August 13, 2014
As an attorney, one of the most enjoyable aspects of your job can also be one of the hardest: communicating with your clients. Law school effectively teaches you many aspects of the law and develops your research and writing skills. But, what it leaves off the curriculum is how to be a great communicator in addition to an effective attorney.
Through your years of practice, you've most likely learned a few tricks for keeping in touch with clients and effectively delivering case updates (both good and bad). Here are some additional ways you may be able to improve the communication and thus the relationships with your clients:
When working with new and existing clients, one of the first goals you should have is to manage their expectations regarding when and how you're available as well as how often you expect to be in touch with them. Depending on your area of law and the client, he or she may feel it's appropriate to have your personal number or call you daily.

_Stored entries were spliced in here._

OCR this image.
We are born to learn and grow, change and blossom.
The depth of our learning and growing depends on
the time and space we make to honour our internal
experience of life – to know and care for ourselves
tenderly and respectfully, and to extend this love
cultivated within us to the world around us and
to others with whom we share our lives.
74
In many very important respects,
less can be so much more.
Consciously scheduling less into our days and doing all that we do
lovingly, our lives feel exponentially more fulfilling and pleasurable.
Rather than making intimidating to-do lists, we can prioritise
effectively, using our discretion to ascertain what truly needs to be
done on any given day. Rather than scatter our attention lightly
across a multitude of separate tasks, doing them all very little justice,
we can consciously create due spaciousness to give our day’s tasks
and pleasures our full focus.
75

Each client's circumstances will be different, but explain to your clients when you're available and how often you expect to update them on their matters. And whatever you tell them, whether you'll contact them weekly or when a specific event occurs, stick with it.
Lose the legalease
As an attorney, you're surrounded by legalease. It's common vocabulary for you, but never forget that jargon can be confusing to clients who have little experience with the law. Always strive to explain the law and the client's situation clearly. After a meeting or call, you should send a follow up email or letter to ensure the client has all the information he or she needs.
Also, no matter how complex the matter, always invite the client to contact you with questions. It's important your clients feel comfortable asking for more information or clarity on a topic.
Listen to your clients
Being a great communicator has less to do with what you say and more to do with actively listening to your clients' thoughts and concerns. Not only should you strive to be available to your clients, but give them your full attention when they call or email you. To demonstrate that you're listening to them, paraphrase and repeat their thoughts to confirm you understand them correctly, then respond.

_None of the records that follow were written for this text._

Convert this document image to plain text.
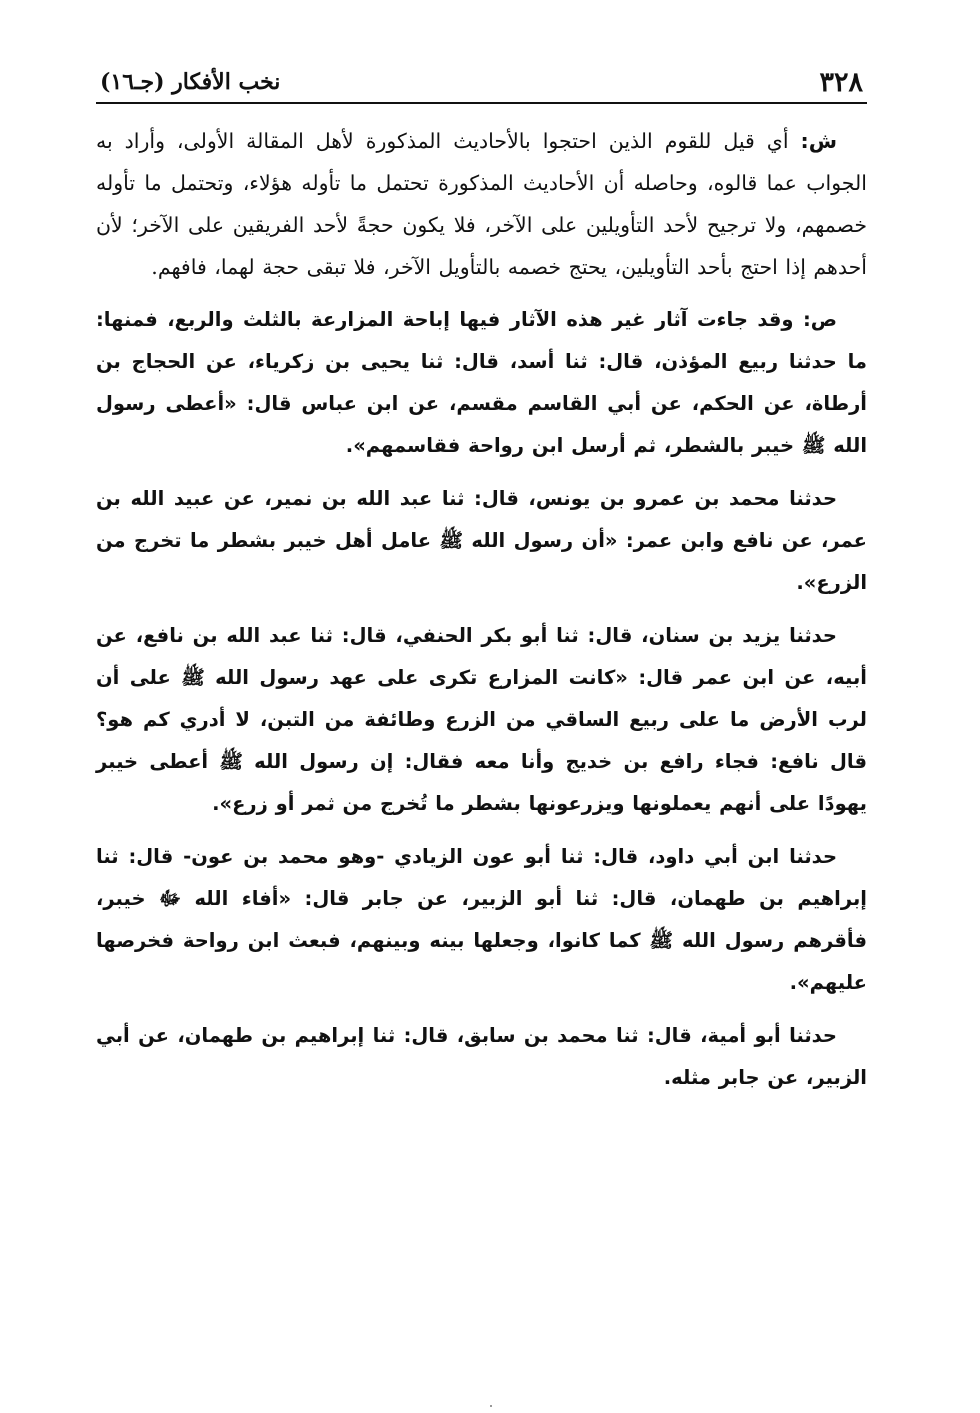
٣٢٨
نخب الأفكار (جـ١٦)

ش: أي قيل للقوم الذين احتجوا بالأحاديث المذكورة لأهل المقالة الأولى، وأراد به الجواب عما قالوه، وحاصله أن الأحاديث المذكورة تحتمل ما تأوله هؤلاء، وتحتمل ما تأوله خصمهم، ولا ترجيح لأحد التأويلين على الآخر، فلا يكون حجةً لأحد الفريقين على الآخر؛ لأن أحدهم إذا احتج بأحد التأويلين، يحتج خصمه بالتأويل الآخر، فلا تبقى حجة لهما، فافهم.

ص: وقد جاءت آثار غير هذه الآثار فيها إباحة المزارعة بالثلث والربع، فمنها: ما حدثنا ربيع المؤذن، قال: ثنا أسد، قال: ثنا يحيى بن زكرياء، عن الحجاج بن أرطاة، عن الحكم، عن أبي القاسم مقسم، عن ابن عباس قال: «أعطى رسول الله ﷺ خيبر بالشطر، ثم أرسل ابن رواحة فقاسمهم».

حدثنا محمد بن عمرو بن يونس، قال: ثنا عبد الله بن نمير، عن عبيد الله بن عمر، عن نافع وابن عمر: «أن رسول الله ﷺ عامل أهل خيبر بشطر ما تخرج من الزرع».

حدثنا يزيد بن سنان، قال: ثنا أبو بكر الحنفي، قال: ثنا عبد الله بن نافع، عن أبيه، عن ابن عمر قال: «كانت المزارع تكرى على عهد رسول الله ﷺ على أن لرب الأرض ما على ربيع الساقي من الزرع وطائفة من التبن، لا أدري كم هو؟ قال نافع: فجاء رافع بن خديج وأنا معه فقال: إن رسول الله ﷺ أعطى خيبر يهودًا على أنهم يعملونها ويزرعونها بشطر ما تُخرج من ثمر أو زرع».

حدثنا ابن أبي داود، قال: ثنا أبو عون الزيادي -وهو محمد بن عون- قال: ثنا إبراهيم بن طهمان، قال: ثنا أبو الزبير، عن جابر قال: «أفاء الله ﷻ خيبر، فأقرهم رسول الله ﷺ كما كانوا، وجعلها بينه وبينهم، فبعث ابن رواحة فخرصها عليهم».

حدثنا أبو أمية، قال: ثنا محمد بن سابق، قال: ثنا إبراهيم بن طهمان، عن أبي الزبير، عن جابر مثله.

You're not just an attorney, you're a person, and in times of a crisis, it's important for your clients to see that. If you have to deliver bad news to a client, do so politely and professionally, but don't lose the human touch. Sometimes your client just needs someone who cares to listen.
Experienced and novice practitioners alike know client communications is one of the most important aspects of the legal profession and can make or break a career. It can be tough to keep up with many cases and clients, but communication can be handled effectively as long as you devote specific time in your day to reading emails and returning phones calls. You won't let a client slip through the cracks if you remember to set aside time specifically for checking in.